"İçtihat Metni"
MAHKEMESİ : ... Bölge Adliye Mahkemesi 31. Hukuk Dairesi
SAYISI : 2022/3192 E., 2023/18 K.
KARAR : İstinaf başvurusunun esastan reddi
İLK DERECE MAHKEMESİ : ... 13. ... Mahkemesi
SAYISI : 2020/441 E., 2022/223 K.
Taraflar arasındaki alacak davasından dolayı yapılan yargılama sonunda İlk Derece Mahkemesince davanın reddine karar verilmiştir.
Kararın davacı vekili tarafından istinaf edilmesi üzerine, Bölge Adliye Mahkemesince başvurunun esastan reddine karar verilmiştir.
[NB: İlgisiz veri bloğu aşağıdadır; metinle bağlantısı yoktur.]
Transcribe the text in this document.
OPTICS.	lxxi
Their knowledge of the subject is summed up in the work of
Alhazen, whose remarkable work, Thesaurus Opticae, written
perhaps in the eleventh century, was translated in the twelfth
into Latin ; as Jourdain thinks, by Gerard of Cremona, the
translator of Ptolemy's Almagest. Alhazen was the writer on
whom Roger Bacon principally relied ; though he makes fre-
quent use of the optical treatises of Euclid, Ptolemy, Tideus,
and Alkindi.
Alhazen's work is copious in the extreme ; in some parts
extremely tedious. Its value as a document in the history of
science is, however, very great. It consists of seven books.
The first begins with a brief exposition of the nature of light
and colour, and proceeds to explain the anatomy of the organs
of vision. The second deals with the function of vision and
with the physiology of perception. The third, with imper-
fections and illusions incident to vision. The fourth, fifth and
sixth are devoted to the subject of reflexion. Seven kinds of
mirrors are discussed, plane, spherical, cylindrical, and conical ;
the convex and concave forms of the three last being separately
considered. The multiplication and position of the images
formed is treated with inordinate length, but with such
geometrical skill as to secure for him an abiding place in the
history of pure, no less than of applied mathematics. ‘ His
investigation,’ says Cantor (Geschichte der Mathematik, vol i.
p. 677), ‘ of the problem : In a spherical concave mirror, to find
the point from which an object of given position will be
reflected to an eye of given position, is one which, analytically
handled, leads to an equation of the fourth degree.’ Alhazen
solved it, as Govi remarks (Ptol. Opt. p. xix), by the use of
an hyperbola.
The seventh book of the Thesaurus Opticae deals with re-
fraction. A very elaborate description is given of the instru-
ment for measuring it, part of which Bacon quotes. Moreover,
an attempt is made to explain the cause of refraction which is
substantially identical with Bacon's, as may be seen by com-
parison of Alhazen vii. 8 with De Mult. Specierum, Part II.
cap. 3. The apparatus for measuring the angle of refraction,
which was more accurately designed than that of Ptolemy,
Bölge Adliye Mahkemesi kararı davacı vekili tarafından temyiz edilmekle; kesinlik, süre, temyiz şartı ve diğer usul eksiklikleri yönünden yapılan ön inceleme sonucunda temyiz dilekçesinin kabulüne karar verildi.
Davacı vekilince temyiz incelemesinin duruşmalı olarak yapılması istenilmiş ise de; 6100 sayılı Hukuk Muhakemeleri Kanunu'nun (6100 sayılı Kanun) 369 uncu maddesinin ikinci fıkrası gereğince duruşma isteğinin miktardan reddine ve incelemenin dosya üzerinden yapılmasına karar verildikten ve Tetkik Hâkimi tarafından hazırlanan rapor dinlendikten sonra dosyadaki belgeler incelenip gereği düşünüldü:
I. DAVA
Davacı vekili dava dilekçesinde; müvekkilinin davalı Üniversite nezdinde alt işveren işçisi olarak çalışırken 02.04.20218 tarihinde sürekli işçi kadrosuna geçirildiğini, dava tarihi itibarıyla çalışmaya devam ettiğini, hizmet alımı ihalesi ile çalıştığı dönemde ücretinin asgari ücretin belirli bir oran fazlası üzerinden belirlendiğini, müvekkilinin mevcut hakları korunarak kadroya geçirildiğini, kadroya geçiş sonrası ücretinin rızası alınmaksızın düşürüldüğünü, işçiler kadroya geçirilirken bir kısmına sözleşme imzalatıldığını, ücretin belirlenmesine ilişkin sözleşme hükmünde ücret artışına ilişkin oran kısmının boş bırakıldığını, işçilerin sözleşmeyi müzakere edip değişiklik yapma olanaklarının olmadığını ileri sürerek ücret ve ilave tediye fark alacaklarının davalıdan tahsiline karar verilmesini talep etmiştir.
II. CEVAP
Davalı vekili cevap dilekçesinde; 696 sayılı Kanun Hükmünde Kararname (696 sayılı KHK) kapsamında bazı düzenlemeler yapıldığını, anılan KHK'nın 127 nci maddesiyle 375 sayılı Kanun Hükmünde Kararname'ye (375 sayılı KHK) eklenen geçici 23 üncü maddede yer alan düzenleme gereğince ve ihaleli hizmet alımı kapsamında çalışanlarının sürekli işçi kadrolarına geçirilmelerinden dolayı kamu maliyesine ek bir yük getirmemesi için, sürekli işçi kadrolarına geçirilenlerden geçiş işlemi yapılırken mevcut işyerinin girdiği işkolunda kurulu işyerinden bildirilenlerin ücreti ile diğer mali ve sosyal haklarının, bu madde kapsamındaki idarelerde geçişten önce alt işveren işçilerini kapsayan, Yüksek Hakem Kurulu tarafından karara bağlanan ve süresi en son sona erecek toplu ... sözleşmesinin bitimine kadar bu toplu ... sözleşmesinin uygulanması suretiyle oluşan ücret ile diğer mali ve sosyal haklardan fazla olamayacağının düzenlendiğini, davacı işçinin kadroya alınması ile birlikte işverenle imzalanan ... sözleşmesinde asgari ücretin belli bir oranı seviyesinde ücret ödeneceği yönünde herhangi bir sözleşme hükmü öngörülmediğinden haksız davanın reddine karar verilmesi gerektiğini savunarak davanın reddini istemiştir.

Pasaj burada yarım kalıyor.